Nous applaudîmes tous à votre noble audace,
Lorsque vous nous prouviez qu’un maroufle à besace,
Dans sa crasse orgueilleuse à charge au genre humain,
S’il eût bêché la terre, eût servi son prochain.
Jouissez d’une gloire avec peine achetée ;
Acceptez à la fin votre brevet d’athée.
— Ah ! vous êtes trop bon je sens au fond du cœur
Tout le prix qu’on doit mettre à cet excès d’honneur.
Il est vrai, j’ai raillé Saint-Médard et la bulle ;
Mais j’ai sur la nature encor quelque scrupule.
L’univers m’embarrasse, et je ne puis songer
Que cette horloge existe[4], et n’ait point d’horloger[5].

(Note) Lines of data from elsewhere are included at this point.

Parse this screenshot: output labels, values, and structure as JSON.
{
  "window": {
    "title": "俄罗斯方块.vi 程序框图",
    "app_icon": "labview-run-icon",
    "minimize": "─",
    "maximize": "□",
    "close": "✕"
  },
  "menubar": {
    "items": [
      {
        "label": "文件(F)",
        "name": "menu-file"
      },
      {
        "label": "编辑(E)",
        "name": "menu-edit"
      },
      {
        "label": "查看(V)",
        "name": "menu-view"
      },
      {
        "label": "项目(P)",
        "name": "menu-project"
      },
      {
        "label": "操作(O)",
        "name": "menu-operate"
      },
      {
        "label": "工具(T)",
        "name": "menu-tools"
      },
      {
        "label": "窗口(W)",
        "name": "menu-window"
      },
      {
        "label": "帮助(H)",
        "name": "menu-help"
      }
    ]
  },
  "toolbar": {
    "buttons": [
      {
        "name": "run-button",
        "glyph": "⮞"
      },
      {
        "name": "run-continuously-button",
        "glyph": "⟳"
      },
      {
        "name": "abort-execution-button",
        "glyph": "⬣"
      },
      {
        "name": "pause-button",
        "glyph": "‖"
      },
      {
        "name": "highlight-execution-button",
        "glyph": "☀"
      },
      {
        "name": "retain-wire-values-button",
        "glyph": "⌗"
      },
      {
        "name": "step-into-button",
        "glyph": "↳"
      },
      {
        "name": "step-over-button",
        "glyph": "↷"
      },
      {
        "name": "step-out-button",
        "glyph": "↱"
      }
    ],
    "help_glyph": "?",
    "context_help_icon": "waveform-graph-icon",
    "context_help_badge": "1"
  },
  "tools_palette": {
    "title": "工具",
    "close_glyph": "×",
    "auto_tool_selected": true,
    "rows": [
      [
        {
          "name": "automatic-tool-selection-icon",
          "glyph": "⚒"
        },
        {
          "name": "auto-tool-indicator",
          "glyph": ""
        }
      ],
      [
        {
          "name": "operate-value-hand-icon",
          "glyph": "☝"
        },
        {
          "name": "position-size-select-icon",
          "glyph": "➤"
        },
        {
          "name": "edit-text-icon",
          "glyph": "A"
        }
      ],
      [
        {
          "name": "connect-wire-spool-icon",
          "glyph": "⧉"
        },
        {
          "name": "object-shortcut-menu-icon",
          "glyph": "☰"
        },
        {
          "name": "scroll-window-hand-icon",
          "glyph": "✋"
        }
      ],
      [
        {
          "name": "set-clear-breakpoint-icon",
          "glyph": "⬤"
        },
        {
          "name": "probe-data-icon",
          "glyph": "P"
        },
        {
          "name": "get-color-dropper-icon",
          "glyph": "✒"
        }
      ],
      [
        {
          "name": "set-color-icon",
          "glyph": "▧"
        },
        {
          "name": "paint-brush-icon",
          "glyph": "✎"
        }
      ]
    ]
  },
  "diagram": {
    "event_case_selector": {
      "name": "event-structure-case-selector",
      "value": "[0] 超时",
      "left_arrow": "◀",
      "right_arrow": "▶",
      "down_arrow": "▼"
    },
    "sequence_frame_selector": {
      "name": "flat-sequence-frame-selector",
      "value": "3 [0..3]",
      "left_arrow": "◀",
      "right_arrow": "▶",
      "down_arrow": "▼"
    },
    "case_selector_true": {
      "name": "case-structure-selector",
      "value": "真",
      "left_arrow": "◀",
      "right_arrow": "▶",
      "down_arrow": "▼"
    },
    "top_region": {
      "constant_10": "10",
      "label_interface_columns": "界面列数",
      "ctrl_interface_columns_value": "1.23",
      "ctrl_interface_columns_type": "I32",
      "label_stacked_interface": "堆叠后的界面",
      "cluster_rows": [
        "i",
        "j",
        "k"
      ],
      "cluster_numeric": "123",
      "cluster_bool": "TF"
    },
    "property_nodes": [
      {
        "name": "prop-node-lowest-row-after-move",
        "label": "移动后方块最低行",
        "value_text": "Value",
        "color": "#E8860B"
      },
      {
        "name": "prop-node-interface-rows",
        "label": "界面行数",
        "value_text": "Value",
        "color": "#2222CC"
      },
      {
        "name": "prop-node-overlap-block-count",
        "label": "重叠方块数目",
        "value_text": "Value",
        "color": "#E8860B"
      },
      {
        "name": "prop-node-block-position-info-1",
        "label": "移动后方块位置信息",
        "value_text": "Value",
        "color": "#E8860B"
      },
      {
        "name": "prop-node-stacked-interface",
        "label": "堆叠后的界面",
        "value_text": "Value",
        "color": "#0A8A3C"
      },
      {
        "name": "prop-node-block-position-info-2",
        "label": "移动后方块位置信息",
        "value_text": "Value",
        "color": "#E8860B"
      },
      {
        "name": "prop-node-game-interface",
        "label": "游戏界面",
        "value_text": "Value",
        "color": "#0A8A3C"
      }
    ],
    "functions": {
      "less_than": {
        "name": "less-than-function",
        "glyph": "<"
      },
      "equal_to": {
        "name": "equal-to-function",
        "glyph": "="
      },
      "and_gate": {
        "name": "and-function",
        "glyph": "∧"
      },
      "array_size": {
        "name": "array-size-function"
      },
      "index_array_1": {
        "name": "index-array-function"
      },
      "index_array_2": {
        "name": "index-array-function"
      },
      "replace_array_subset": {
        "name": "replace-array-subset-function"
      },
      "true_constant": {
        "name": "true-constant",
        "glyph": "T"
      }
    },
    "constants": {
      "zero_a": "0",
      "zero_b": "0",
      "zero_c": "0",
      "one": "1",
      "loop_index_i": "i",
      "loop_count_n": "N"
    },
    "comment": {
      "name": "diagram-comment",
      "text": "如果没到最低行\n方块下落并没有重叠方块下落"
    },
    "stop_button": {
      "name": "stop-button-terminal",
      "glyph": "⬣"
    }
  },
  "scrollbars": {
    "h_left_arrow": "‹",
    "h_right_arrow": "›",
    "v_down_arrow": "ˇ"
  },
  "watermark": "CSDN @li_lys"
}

  1. On connaît le fanatisme des convulsions de Saint-Médard, qui durèrent si
    longtemps dans la populace, et qui furent entretenues par le président Dubois, le conseiller Carré, et d’autres énergumènes. La terre a été mille fois inondée de superstitions plus affreuses, mais jamais il n’y en eut de plus sotte et de plus avilissante. L’histoire des billets de confession et l’expulsion des jésuites succédèrent bientôt à ces facéties. Observez surtout que nous avons une liste de miracles opérés par ces malheureux, signée de plus de cinq cents personnes. Les miracles
    d’Esculape, ceux de Vespasien, et d’Apollonius de Thyane, etc., n’ont pas été plus authentiques. (Note de Voltaire, 1772.)
  2. Voyez ci-dessus, page 109, une des notes de l’auteur sur le Pauvre Diable.
  3. Variante :

    Les Pâris, les Cyrans, illustres trépassés.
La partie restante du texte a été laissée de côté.